While I applaud the recent California decision to end teacher tenure in that state, it’s important to note that teachers far too often are victims of bureaucracy. Teachers are on the front line in dealing with students who are lazy or sociopathic. But they also get flooded with red tape from principals, school boards, state governments, and increasingly, national agencies who demand to tell teachers what to teach, how to teach, and when to teach.
So any startup that says they are trying to set teachers free is worth noting, which is why I found this article in the Financial Times about a San Francisco-based startup called AltSchool of interest. Right now, AltSchool has one primary school with twenty students in it. But they appear to be the first private-school chain to attract venture capital funding from the companies that fund Silicon Valley. According to this Wall Street Journal article, in March AltSchool got $33 million in venture capital money from such renowned firms as Andreessen Horwitz and Founders Fund, whose primary backer is Peter Thiel, the libertarian-minded PayPal billionaire.
Education has always drifted between two poles: the progressives, who think children who spend their days in free-form discovery, and traditionalists who think it best when kids sit in their seats and learn facts. AltSchool seems to be on the progressive side; a video on their website shows children having a lot of fun and adventure.
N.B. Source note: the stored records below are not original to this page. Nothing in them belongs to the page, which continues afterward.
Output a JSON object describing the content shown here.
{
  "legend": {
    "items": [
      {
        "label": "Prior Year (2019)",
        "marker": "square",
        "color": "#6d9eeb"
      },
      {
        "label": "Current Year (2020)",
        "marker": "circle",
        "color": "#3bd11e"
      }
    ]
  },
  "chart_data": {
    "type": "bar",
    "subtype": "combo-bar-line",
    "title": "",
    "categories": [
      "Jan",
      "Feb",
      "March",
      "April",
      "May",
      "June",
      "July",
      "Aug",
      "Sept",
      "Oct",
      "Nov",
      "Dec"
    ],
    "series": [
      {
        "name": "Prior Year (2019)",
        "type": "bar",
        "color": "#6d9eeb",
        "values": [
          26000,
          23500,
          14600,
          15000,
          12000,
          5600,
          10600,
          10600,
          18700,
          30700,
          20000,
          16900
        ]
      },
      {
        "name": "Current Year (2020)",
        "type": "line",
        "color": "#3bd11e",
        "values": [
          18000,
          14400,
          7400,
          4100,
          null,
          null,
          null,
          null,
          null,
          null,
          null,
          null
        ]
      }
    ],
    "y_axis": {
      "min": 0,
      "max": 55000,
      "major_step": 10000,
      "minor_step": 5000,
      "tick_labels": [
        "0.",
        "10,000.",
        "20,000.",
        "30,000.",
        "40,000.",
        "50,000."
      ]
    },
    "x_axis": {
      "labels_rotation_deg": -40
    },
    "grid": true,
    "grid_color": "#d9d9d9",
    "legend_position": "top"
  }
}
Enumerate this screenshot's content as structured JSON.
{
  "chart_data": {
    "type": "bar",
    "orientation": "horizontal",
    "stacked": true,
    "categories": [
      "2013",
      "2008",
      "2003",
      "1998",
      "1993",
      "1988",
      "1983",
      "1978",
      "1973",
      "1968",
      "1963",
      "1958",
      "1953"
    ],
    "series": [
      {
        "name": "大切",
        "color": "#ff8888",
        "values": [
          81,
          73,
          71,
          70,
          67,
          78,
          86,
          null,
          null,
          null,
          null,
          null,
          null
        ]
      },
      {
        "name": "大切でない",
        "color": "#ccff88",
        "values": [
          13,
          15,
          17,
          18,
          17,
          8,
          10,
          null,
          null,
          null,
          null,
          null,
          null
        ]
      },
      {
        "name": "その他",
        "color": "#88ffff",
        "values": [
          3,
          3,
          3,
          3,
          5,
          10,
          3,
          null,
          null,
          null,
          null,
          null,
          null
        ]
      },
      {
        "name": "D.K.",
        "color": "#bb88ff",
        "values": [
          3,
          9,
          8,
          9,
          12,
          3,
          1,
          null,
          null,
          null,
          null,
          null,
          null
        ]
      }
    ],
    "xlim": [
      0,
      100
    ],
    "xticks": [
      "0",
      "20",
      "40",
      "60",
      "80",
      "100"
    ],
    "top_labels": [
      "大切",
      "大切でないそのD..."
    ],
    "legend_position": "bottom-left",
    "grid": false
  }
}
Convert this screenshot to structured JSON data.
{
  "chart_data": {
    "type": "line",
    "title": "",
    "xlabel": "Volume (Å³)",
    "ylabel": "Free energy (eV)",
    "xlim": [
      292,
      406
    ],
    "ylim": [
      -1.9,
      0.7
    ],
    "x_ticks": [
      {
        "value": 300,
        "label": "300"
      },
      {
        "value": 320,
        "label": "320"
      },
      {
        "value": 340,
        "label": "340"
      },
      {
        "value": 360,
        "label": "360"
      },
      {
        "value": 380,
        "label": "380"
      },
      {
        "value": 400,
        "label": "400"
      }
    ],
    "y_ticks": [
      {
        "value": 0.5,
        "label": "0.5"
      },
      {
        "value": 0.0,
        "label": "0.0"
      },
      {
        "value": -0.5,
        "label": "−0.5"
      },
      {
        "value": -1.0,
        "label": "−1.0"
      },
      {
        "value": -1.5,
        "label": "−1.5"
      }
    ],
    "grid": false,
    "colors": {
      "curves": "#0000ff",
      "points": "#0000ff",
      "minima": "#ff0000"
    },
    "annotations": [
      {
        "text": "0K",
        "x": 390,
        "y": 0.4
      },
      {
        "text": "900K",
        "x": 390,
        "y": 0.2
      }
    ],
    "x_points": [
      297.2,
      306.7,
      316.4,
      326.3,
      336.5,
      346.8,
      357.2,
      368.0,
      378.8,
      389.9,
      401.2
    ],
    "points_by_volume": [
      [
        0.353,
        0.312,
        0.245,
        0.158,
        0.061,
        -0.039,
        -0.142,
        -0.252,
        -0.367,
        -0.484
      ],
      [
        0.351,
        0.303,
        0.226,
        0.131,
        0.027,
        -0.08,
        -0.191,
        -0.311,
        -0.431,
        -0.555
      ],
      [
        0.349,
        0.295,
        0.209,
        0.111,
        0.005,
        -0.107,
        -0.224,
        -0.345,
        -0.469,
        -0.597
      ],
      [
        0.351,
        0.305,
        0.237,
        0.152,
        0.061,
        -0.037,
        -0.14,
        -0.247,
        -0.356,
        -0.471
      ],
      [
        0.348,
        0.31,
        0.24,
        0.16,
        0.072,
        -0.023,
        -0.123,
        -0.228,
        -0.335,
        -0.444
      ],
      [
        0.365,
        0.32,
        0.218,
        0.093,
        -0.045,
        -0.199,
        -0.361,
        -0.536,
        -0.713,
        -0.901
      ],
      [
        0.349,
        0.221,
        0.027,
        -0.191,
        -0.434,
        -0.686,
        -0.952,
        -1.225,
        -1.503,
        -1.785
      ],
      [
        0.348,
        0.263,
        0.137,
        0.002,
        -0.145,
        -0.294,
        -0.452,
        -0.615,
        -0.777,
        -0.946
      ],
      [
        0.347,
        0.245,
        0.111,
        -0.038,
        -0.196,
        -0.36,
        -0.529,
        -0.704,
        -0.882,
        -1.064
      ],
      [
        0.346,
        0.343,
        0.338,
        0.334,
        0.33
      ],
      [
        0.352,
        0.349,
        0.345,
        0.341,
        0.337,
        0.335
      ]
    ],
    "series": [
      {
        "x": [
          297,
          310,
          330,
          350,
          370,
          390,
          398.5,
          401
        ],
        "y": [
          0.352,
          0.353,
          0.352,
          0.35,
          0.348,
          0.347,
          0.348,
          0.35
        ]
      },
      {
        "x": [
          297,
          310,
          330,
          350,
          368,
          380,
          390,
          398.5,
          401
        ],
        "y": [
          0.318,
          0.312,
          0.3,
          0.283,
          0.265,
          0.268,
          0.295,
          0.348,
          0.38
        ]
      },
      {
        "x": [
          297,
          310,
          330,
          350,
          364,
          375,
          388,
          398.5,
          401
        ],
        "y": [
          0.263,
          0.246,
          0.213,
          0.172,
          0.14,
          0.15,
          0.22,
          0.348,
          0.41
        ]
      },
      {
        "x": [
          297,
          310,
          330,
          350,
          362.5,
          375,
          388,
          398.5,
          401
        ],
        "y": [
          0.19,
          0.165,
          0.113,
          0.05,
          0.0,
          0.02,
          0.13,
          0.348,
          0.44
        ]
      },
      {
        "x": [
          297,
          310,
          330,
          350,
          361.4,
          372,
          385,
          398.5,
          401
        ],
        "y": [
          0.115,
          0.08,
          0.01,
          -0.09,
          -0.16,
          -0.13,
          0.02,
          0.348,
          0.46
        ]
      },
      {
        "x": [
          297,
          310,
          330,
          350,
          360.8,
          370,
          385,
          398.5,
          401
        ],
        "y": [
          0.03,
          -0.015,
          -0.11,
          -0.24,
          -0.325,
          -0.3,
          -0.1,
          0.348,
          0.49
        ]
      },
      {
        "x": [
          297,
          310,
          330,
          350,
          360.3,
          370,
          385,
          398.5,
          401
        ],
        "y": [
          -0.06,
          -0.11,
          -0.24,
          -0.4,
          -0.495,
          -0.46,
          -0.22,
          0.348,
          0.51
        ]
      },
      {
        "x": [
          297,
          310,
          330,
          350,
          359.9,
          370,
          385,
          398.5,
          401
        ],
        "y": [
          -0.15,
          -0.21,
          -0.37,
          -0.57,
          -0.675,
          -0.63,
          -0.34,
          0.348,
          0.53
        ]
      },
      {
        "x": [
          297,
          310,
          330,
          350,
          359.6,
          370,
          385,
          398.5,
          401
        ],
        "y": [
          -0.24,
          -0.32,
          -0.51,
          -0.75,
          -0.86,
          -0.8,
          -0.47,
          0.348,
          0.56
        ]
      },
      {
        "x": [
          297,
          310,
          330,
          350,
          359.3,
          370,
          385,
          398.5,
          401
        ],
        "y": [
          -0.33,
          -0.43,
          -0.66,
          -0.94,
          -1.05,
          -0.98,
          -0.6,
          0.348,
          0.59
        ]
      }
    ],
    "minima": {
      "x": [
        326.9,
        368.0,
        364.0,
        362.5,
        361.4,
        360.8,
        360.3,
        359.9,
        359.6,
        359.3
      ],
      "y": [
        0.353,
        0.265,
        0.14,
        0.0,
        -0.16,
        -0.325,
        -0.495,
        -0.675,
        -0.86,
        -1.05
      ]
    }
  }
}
But the days aren’t as unstructured as the video makes them seem. The students may doodle or make mistakes on their iPads—but all the mistakes are recorded and the teachers will try to nudge students back on the correct path. According to Mishkin, the school is “developing wearables and camera monitoring technology that can—with students’ and parents’ consent—track and record how students move around the classroom and what exactly they are learning.”
Because the people from AltSchool come from the tech community (founder Max Ventilla used to develop social media for Google) they seem to think that computers will help solve education problems previously considered insoluble. But they might want to talk to Stanford emeritus professor Larry Cuban, who has often been eloquent about how computers have proven to be very limited drivers of educational change. (Cuban’s blog is here.)
AltSchool charges $19,100 a year, but the school is trying to become a B Corporation. There are a lot of things about B Corporations that I don’t understand. For example, how can ice cream maker Ben and Jerry’s can be a B Corporation when it is a division of giant international food conglomerate Unilever? I also realize that rents in San Francisco are outrageously high. But if a school that charges nearly $20,000 a year is a “low-profit” school, I’m not sure I’d want to know what a school that makes normal profits would charge.
I also wonder what freedom they have with their curriculum, what with No Child Left Behind and Common Core requirements. Aren’t there standardized tests all California primary school students have to take? If there are, how can you have a free-form curriculum without teaching to the test?
It’s far too early to judge whether AltSchool is a success. Right now, they have run one school for one year. But like other markets, education advances when entrepreneurs try new ideas, some of which will work and some of which won’t. I hope AltSchool makes it—and if it doesn’t that valuable lessons can be learned from its failure.